Le président de la Commission électorale du Kenya a déclaré lundi William Ruto vainqueur de l'élection présidentielle face à Raila Odinga, après six jours d'attente et le rejet des résultats par une partie de cet organe indépendant.

Wafula Chebukati a annoncé que le vice-président sortant Ruto avait cumulé plus de 7,17 millions de votes, soit 50,49% des voix, contre 6,94 millions, soit 48,85% pour M. Odinga, remportant l'une des élections les plus serrées de l'histoire du pays.

William Samoei Ruto devient le cinquième président du Kenya, succédant à Uhuru Kenyatta qui, après deux mandats depuis 2013, n'avait pas le droit d'en briguer un troisième.

Il a devancé de 233,211 voix M. Odinga au terme d'une campagne et d'un scrutin globalement paisibles, suivis d'une interminable attente de six jours qui a mis à rude épreuve la patience des Kényans. M. Ruto devient le premier membre de l'ethnie Kalenjin à être élu président depuis vingt ans, succédant à deux présidents de la communauté kikuyu.

"Self made man"

A 55 ans, l'ambitieux Ruto a âprement fait campagne ces dernières années à mesure qu'il était mis sur la touche par une alliance inattendue entre Kenyatta et Odinga, travaillant à polir sa réputation sulfureuse.

Cet enfant d'une famille modeste de la vallée du Rift devenu l'une des premières fortunes du pays aime à rappeler son histoire de "self made man" parti de rien et s'est proclamé porte-parole des "débrouillards" du petit peuple face au pouvoir des dynasties politiques incarnées par Kenyatta et Odinga.

A la mi-journée, le centre national de comptage de la Commission électorale, sur lequel les yeux de tout le pays sont rivés, s'était rempli de représentants des partis, observateurs et diplomates, qui ont attendu l'annonce pendant plusieurs heures, divertis par des chorales, sous forte surveillance policière.

Résultats rejetés

Quelques minutes avant cette annonce, quatre des sept commissaires de la Commission électorale (IEBC) ont tenu une conférence de presse dans un hôtel de la capitale pour annoncer qu'ils rejetaient ces résultats.

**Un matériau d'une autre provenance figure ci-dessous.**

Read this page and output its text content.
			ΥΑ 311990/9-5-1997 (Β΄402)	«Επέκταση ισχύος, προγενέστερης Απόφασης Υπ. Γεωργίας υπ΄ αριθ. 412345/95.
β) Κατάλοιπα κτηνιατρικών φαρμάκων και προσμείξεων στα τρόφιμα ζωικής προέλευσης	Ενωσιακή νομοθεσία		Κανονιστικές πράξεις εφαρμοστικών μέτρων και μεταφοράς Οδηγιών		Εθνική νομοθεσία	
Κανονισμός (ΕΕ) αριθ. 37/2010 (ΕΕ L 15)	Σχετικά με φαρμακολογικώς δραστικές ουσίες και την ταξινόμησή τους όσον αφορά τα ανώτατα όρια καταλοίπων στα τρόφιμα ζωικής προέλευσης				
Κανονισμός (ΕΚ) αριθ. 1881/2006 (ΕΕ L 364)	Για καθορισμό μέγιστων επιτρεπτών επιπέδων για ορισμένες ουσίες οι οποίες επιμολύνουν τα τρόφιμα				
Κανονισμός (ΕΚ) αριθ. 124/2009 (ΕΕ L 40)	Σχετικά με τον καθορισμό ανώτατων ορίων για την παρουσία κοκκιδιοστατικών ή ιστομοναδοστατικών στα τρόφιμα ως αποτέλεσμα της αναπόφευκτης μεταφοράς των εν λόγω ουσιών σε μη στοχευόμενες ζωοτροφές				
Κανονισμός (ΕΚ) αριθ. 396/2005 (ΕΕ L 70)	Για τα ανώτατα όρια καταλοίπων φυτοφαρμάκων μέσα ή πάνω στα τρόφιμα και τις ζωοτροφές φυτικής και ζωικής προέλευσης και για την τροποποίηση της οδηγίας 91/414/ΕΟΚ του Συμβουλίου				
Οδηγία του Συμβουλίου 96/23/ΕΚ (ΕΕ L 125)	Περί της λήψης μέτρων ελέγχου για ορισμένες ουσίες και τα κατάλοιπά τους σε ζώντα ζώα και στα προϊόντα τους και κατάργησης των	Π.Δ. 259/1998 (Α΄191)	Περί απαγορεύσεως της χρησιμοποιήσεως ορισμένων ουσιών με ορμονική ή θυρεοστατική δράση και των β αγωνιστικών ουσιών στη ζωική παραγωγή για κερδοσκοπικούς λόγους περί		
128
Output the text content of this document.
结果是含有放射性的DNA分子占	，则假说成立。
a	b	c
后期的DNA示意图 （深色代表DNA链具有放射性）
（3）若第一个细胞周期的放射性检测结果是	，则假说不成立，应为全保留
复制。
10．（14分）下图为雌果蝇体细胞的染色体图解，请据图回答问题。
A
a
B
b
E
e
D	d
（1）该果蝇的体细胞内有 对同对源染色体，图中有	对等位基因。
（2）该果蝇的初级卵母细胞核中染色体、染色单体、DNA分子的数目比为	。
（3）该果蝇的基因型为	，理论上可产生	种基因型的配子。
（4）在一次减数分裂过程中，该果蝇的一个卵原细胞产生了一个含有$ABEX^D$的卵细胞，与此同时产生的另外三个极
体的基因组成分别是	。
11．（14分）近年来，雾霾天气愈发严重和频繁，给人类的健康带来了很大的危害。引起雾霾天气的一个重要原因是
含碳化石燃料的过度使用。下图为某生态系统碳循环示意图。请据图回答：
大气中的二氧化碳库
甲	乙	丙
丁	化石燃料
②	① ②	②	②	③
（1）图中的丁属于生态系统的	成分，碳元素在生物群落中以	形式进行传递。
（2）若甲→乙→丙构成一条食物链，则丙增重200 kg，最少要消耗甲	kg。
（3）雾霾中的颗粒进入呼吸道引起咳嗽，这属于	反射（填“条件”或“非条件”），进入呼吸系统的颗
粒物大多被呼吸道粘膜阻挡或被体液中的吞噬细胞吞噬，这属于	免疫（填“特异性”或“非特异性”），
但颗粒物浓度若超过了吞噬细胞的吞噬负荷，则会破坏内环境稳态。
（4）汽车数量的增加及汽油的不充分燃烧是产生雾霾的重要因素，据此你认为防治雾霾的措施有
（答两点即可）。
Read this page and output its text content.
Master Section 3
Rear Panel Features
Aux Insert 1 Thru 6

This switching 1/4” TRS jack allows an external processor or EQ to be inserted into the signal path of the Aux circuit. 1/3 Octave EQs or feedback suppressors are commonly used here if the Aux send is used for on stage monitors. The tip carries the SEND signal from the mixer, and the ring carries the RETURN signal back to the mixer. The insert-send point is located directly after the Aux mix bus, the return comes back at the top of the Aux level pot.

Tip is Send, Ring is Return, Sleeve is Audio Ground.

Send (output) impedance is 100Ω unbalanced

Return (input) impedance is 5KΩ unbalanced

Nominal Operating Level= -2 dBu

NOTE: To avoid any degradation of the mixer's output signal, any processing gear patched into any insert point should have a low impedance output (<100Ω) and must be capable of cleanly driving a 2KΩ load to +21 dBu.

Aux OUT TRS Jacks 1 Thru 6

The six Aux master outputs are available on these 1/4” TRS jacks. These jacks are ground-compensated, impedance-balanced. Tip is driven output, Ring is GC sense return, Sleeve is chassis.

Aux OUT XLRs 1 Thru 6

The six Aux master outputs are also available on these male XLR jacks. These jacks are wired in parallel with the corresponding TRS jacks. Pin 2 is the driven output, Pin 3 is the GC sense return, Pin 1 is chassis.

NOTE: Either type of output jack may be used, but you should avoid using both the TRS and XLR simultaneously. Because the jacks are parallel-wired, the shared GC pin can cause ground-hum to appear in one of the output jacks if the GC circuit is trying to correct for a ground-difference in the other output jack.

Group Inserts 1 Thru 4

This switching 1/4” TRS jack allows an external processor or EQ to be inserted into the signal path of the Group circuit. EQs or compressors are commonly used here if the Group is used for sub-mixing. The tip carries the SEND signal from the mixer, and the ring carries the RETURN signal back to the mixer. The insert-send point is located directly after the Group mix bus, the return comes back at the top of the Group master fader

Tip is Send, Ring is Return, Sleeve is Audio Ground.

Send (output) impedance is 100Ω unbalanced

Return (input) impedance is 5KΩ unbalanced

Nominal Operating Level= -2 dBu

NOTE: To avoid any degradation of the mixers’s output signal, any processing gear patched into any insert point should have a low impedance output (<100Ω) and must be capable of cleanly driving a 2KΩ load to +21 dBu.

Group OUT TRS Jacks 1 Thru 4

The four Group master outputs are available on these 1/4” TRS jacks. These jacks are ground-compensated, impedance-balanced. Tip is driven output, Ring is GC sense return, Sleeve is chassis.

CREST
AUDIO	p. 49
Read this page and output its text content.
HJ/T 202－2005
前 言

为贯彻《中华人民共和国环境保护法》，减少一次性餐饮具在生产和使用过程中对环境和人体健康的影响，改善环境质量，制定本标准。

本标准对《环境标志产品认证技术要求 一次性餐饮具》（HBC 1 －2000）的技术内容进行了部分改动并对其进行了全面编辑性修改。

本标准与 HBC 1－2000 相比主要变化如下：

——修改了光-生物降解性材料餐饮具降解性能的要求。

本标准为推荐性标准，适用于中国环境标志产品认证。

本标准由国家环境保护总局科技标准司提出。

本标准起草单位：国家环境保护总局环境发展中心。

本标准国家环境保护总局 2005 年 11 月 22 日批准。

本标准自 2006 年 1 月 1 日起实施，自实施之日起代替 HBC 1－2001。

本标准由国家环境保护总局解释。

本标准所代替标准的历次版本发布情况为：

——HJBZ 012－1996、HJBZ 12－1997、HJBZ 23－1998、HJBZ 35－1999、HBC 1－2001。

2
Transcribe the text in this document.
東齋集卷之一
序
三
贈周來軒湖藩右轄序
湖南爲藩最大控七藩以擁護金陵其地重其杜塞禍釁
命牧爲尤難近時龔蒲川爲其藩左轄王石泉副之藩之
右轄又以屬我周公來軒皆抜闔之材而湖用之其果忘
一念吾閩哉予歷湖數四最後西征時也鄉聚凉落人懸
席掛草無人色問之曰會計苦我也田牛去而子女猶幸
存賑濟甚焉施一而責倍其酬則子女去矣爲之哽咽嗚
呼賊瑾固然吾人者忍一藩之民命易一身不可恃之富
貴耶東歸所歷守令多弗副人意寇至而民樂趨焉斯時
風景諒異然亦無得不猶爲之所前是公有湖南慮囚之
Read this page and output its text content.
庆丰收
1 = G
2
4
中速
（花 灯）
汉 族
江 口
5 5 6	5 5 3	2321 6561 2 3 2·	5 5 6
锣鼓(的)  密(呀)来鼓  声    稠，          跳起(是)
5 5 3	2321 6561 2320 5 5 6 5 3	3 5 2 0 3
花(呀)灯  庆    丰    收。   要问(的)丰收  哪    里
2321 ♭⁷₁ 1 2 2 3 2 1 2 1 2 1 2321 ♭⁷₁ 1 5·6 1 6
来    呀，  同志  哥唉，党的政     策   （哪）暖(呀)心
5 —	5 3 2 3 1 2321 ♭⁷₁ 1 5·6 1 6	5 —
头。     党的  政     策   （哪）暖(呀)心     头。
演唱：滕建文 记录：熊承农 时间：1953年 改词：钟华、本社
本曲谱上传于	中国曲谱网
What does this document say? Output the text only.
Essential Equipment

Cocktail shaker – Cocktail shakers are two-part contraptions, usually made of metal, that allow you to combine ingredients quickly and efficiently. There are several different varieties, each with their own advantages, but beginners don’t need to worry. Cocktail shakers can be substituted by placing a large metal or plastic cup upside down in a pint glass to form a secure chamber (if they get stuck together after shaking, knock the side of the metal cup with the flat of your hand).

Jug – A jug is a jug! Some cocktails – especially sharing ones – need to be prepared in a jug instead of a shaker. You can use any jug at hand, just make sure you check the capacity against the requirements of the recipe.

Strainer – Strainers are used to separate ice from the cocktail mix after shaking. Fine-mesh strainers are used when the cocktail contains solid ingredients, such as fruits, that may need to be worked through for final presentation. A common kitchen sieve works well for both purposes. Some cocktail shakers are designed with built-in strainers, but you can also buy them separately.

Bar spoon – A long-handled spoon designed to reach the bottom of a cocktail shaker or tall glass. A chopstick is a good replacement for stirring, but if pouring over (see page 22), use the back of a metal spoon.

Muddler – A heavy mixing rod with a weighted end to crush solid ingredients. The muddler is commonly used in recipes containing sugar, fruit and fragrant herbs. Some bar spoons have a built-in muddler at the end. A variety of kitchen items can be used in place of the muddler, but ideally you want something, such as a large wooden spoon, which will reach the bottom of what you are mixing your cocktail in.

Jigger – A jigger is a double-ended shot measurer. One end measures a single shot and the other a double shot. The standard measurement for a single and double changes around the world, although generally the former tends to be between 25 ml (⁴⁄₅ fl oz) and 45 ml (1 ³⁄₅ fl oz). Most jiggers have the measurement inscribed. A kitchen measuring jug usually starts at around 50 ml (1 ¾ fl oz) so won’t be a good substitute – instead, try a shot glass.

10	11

"A cause du caractère opaque du processus (...) nous ne pouvons pas assumer la responsabilité des résultats qui vont être annoncés", a déclaré la vice-présidente de l'IEBC Juliana Cherera entourée de trois autres commissaires. Elle a appelé les Kényans au "calme".

L'élection de 2022 s'est déroulée de manière pacifique, mais a été marquée par une participation en forte baisse: environ 65% des 22,1 millions d'électeurs se sont rendus aux urnes mardi, contre 78% lors du dernier scrutin de 2017.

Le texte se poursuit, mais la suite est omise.